By Monday, he said, people were waiting in line for gasoline, and the mood, while still heavy, started to lift. One man Perry met who was sifting through the rubble that had once been his home found an enormous rooftop that the wind had hurled on top of the house.

"He said, ‘It’s OK, now I have all this new material for my new house!’ He was so positive considering the circumstances," Perry said. "There’s a real sense now of ‘Let’s get on with this. Let’s fix our houses.’"

That won’t be easy, though, he and others warned. Throughout Port Vila, there remains an urgent need for medical supplies, fresh water and food. On the 63 or so inhabited islands of Vanuatu’s approximately 80-island nation, which is spread across hundreds of miles, aerial photographs show some villages entirely destroyed. Yet there remains no phone reception outside Port Vila, and with some islands still hard to reach, all the medical and emergency needs have not even yet been assessed.

Half the population homeless

Disaster tolls vary, but several accounts have estimated that Cyclone Pam has left about 100,000 people homeless since it made landfall March 13. The total population of Vanuatu is estimated to be 221,000.

"This is going to be a huge response. This is one of the biggest natural disasters to hit the Pacific region in history. The people of Vanuatu are going to need help for a long time," Perry said.

Island leaders across the oceans are standing in solidarity with Vanuatu and say they want to make sure the international community is there for the long haul. Seychelles President James Michel called yesterday for an emergency meeting of the Alliance of Small Island States to discuss relief and rebuilding needs.

Vanuatu washing
Women on Tanna, an island in the archipelago of Vanuatu, scrub what they have left after Cyclone Pam, described by the National Oceanic and Atmospheric Administration as “one of the strongest cyclones ever recorded” in the South Pacific, struck with 167 mph winds and up to 2 inches of rain per hour. | Photo by Nick Perry, courtesy of AP Images.

Marshall Islands President Christopher Loeak said in a statement that coordinating assistance efforts will be key. He also explicitly tied the Category 5 storm to climate change.

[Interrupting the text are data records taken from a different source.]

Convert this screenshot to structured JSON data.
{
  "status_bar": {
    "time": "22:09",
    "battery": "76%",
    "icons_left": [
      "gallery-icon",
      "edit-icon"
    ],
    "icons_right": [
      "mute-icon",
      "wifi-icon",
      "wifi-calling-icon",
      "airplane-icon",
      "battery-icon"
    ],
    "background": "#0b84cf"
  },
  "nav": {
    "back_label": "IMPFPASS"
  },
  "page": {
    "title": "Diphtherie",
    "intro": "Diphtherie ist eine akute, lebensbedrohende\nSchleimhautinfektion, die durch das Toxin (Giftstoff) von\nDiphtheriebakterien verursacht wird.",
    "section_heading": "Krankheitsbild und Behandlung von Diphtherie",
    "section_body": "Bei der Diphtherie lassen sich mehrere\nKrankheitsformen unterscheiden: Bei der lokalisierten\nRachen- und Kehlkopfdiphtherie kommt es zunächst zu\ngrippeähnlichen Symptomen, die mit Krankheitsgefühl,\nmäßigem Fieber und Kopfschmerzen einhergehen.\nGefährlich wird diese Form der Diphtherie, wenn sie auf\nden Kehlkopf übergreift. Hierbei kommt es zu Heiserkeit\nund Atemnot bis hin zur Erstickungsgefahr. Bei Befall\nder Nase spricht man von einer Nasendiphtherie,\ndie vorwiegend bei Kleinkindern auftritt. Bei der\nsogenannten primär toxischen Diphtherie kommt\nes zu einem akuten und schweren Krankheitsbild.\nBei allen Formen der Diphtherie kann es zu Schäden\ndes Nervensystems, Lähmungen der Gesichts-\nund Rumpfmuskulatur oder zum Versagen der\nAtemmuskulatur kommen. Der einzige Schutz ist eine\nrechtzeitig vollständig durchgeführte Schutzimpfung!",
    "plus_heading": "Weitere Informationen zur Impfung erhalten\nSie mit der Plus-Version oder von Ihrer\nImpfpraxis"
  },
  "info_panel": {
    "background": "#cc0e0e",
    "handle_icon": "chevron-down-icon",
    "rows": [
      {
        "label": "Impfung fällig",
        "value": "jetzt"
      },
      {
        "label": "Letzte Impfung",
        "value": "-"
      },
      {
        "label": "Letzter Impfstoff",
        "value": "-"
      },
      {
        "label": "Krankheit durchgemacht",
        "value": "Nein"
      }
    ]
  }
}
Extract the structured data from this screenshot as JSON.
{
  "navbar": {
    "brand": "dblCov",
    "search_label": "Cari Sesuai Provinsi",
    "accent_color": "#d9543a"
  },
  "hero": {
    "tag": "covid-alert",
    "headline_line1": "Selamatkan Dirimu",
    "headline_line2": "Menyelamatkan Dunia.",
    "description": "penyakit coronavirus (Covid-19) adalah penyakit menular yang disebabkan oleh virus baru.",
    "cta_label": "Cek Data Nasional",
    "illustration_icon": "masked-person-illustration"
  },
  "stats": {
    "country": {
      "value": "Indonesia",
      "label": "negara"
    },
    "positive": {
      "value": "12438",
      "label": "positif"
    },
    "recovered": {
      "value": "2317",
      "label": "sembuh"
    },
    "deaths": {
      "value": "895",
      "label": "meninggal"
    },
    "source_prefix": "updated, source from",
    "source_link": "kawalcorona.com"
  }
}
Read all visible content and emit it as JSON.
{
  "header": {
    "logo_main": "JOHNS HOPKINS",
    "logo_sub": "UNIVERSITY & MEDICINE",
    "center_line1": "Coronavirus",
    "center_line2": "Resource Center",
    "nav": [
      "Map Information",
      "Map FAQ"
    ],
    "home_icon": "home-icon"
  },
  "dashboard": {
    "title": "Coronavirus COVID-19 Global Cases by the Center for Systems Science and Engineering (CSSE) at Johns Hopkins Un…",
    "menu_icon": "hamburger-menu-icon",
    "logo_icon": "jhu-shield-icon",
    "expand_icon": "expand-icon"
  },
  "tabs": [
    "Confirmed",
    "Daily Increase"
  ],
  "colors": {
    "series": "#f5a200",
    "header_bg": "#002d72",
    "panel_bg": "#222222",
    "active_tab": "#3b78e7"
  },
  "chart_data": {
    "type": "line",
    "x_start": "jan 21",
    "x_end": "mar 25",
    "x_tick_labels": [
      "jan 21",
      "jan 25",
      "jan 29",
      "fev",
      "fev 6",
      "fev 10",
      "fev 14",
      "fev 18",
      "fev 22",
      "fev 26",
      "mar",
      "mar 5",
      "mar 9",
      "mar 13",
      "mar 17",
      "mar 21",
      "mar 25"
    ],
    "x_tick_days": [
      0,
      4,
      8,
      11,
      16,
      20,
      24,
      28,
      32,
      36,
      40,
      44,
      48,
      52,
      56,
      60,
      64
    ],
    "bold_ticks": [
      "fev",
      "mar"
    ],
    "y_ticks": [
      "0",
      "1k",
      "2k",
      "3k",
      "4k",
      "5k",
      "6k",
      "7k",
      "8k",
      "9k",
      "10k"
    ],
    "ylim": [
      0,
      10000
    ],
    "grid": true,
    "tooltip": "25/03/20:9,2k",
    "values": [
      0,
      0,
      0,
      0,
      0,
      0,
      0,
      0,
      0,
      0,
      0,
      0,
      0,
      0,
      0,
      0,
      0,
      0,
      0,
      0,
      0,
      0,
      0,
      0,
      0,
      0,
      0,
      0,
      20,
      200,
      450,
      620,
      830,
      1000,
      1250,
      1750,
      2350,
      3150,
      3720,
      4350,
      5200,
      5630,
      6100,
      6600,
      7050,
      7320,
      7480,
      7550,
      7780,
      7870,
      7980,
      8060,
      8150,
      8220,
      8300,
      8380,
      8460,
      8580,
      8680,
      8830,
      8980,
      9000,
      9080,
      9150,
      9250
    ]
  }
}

"From one vulnerable island country to another, we stand in solidarity with the people of Vanuatu and our atoll neighbors of Tuvalu and Kiribati in the face of a climate crisis that isn’t of our making," he said. "Climate change isn’t new to the Pacific region, but the dangers it poses are now spiraling out of control. Never before has a category five storm hit Vanuatu."

Loeak said that without "urgent and transformative action" by major greenhouse gas emitters and international aid to build resilience, "we are headed for a world of constant climate catastrophe."

The call for climate action was also echoed by the Climate Vulnerable Forum, a group of nations currently led by the Philippines that formed a negotiating bloc with the U.N. global warming talks.

The Philippines government’s climate change office issued a statement calling for solidarity with vulnerable islands and declared Cyclone Pam a "consequence of climate change." They demanded that a global agreement now under consideration and likely to be signed in Paris this December adopt a global goal of keeping temperatures from rising no more than 1.5 degrees Celsius above preindustrial levels. The current international threshold is 2 C.

"In light of the extent of the material damage caused by Pam, it is extraordinary that greater loss of life was averted, highlighting Vanuatu’s success in building resilience," the office noted.

But, it said, "no matter how much is done to increase the resilience of communities of any country on any continent nobody is safe anymore from climate change. There will be damages, including irreplaceable loss of life, which cannot possibly be tolerated."